Pore pressure at depth is of central importance in reservoir geomechanics. In Chapter 1, I referred to the fact that pore pressure and stress magnitudes are closely coupled (Figure 1.4). The importance of pore fluids and pore fluid pressure on the physical properties of reservoirs is discussed in Chapter 3 in the context of effective stress (the difference between external stresses acting on the rock matrix and pore pressure) and poroelasticity. In Chapter 4, pore pressure is shown to have an effect on the strength of both intact and faulted rock. Elevated pore pressures pose a severe risk during drilling when hydrocarbons are present and place important constraints on the density of drilling mud (i.e. mud weights) used during drilling (Chapter 10). Elevated pore pressure also influences maximum hydrocarbon column height in some reservoirs as well as the leakage potential of reservoir-bounding faults (Chapter 11). Reductions in reservoir pore pressure with production (depletion) can cause significant deformation in a reservoir including compaction and permeability loss (especially in poorly consolidated and weak formations) and, perhaps counter-intuitively, induce faulting in some reservoirs in normal faulting regimes or the surrounding region (Chapter 12).

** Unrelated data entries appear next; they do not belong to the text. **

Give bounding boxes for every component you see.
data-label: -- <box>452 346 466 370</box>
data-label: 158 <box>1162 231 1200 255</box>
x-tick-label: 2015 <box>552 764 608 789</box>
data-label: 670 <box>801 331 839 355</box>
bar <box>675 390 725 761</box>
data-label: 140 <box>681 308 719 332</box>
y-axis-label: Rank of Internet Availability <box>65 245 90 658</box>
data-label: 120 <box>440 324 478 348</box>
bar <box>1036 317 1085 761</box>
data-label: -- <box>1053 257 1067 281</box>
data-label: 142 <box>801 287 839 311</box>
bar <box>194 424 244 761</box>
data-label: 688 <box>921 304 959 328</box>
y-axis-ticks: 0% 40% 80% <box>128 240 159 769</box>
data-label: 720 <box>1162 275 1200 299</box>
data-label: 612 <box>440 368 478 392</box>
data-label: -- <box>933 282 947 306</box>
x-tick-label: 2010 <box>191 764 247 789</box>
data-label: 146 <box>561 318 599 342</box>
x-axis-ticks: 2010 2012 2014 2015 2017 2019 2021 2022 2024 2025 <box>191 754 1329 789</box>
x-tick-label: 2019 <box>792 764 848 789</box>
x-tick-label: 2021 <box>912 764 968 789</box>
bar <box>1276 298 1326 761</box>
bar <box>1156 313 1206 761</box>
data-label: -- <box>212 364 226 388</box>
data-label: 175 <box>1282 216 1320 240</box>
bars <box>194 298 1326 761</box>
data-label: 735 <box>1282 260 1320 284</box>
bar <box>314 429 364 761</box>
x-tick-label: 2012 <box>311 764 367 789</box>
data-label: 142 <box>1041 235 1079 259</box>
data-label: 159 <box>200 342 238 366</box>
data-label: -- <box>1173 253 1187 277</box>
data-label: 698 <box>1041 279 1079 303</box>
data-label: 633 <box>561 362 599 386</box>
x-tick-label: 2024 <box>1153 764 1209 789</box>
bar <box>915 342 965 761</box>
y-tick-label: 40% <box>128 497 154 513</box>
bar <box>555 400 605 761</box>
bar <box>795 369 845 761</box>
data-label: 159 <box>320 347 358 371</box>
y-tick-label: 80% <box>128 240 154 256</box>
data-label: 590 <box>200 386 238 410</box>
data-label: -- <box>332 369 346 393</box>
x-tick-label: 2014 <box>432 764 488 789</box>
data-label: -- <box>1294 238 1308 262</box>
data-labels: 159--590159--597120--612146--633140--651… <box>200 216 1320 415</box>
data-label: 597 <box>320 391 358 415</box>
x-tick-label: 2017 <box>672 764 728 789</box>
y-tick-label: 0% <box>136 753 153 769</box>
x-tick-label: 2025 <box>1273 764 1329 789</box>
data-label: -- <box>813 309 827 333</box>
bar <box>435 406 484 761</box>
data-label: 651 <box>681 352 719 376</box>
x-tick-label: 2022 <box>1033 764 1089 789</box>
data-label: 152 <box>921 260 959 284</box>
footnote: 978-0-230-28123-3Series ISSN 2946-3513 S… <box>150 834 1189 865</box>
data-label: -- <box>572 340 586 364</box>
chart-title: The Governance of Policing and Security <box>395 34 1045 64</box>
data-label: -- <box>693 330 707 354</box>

I review several fundamental principles about pore pressure in this chapter. First, I define pore pressure and discuss variations of pore pressure with depth. Second, I discuss the way in which a reservoir can be hydrologically subdivided (compartmentalized) into distinct pressure and flow units. Third, I briefly discuss some of the mechanisms of overpressure generation that have been proposed.